Ingredients
12 ounces blackberries, halved if large (about 2 ½ cups)
1 tablespoon granulated sugar (any type)
1 tablespoon sherry or red wine vinegar
Kosher salt (such as Diamond Crystal) and black pepper
1 pound ground lamb or pork
1/3 cup panko bread crumbs
1 large egg
1 teaspoon coriander, fennel or caraway seeds, lightly crushed, plus more for serving
1/2 teaspoon fresh thyme leaves or dried mint, plus more for serving
Directions
1
Arrange a rack in the upper third of the oven and set the oven to broil.
2
Set a handful of the blackberries aside for Step 4. In a large (12-inch) cast-iron or other broiler-proof skillet, stir together the remaining blackberries with the sugar, vinegar and a pinch of salt and pepper.
3
In a medium bowl, stir together the ground meat, panko, egg, seeds, thyme leaves, 1 teaspoon salt and a few grinds of black pepper.
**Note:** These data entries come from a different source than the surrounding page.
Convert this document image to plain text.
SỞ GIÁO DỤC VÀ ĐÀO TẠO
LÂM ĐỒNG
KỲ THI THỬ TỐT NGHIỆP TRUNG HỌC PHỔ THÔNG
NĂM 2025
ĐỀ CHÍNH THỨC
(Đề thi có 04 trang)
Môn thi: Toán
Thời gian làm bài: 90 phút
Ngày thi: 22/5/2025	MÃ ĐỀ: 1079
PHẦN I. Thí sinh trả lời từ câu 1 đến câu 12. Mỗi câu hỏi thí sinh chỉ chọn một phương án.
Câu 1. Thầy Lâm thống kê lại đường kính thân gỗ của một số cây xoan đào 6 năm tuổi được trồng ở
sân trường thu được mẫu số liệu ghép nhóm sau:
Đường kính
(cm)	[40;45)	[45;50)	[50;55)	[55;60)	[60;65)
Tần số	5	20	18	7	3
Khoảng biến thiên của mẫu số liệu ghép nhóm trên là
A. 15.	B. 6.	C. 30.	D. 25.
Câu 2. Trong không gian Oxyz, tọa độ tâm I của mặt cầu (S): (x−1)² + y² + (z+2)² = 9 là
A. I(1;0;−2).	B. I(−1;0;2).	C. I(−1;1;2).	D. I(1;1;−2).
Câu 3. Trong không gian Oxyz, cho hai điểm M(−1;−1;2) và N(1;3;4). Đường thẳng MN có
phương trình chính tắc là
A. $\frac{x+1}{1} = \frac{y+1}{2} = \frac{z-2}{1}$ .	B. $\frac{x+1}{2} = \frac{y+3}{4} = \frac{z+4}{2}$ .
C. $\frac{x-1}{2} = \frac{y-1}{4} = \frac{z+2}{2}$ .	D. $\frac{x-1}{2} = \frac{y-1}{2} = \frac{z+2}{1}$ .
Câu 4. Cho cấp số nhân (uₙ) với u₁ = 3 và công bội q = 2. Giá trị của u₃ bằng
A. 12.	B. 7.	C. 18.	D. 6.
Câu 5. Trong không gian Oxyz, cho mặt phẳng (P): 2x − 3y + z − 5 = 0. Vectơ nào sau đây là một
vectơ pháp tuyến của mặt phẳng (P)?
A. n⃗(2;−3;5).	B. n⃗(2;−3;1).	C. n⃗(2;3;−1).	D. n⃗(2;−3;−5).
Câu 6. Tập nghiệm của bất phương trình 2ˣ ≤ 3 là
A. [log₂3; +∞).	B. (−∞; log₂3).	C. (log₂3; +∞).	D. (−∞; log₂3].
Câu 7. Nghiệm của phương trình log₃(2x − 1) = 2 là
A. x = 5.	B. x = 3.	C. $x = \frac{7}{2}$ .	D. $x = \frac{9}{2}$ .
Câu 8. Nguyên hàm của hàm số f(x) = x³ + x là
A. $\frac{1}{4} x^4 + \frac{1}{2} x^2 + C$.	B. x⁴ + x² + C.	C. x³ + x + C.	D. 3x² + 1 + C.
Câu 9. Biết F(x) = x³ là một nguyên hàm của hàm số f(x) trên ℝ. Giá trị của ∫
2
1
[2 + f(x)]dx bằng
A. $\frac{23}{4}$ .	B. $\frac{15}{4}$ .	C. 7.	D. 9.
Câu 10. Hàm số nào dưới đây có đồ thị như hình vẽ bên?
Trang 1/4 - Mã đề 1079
Roll into 12 meatballs (about 2 1/2 tablespoons each) and nestle them among the blackberries in the skillet. (The blackberries may not be in a single layer and that’s OK.) Broil until the blackberries are soft and the meatballs are golden and cooked through, 8 to 10 minutes.
4
Add the remaining blackberries to the skillet and mash some of the blackberries with a fork or spoon to release their juices. If the sauce seems more watery than juicy, simmer on the stovetop over medium-high to thicken (no need to remove the meatballs). Serve the meatballs garnished with more seeds, thyme leaves and black pepper.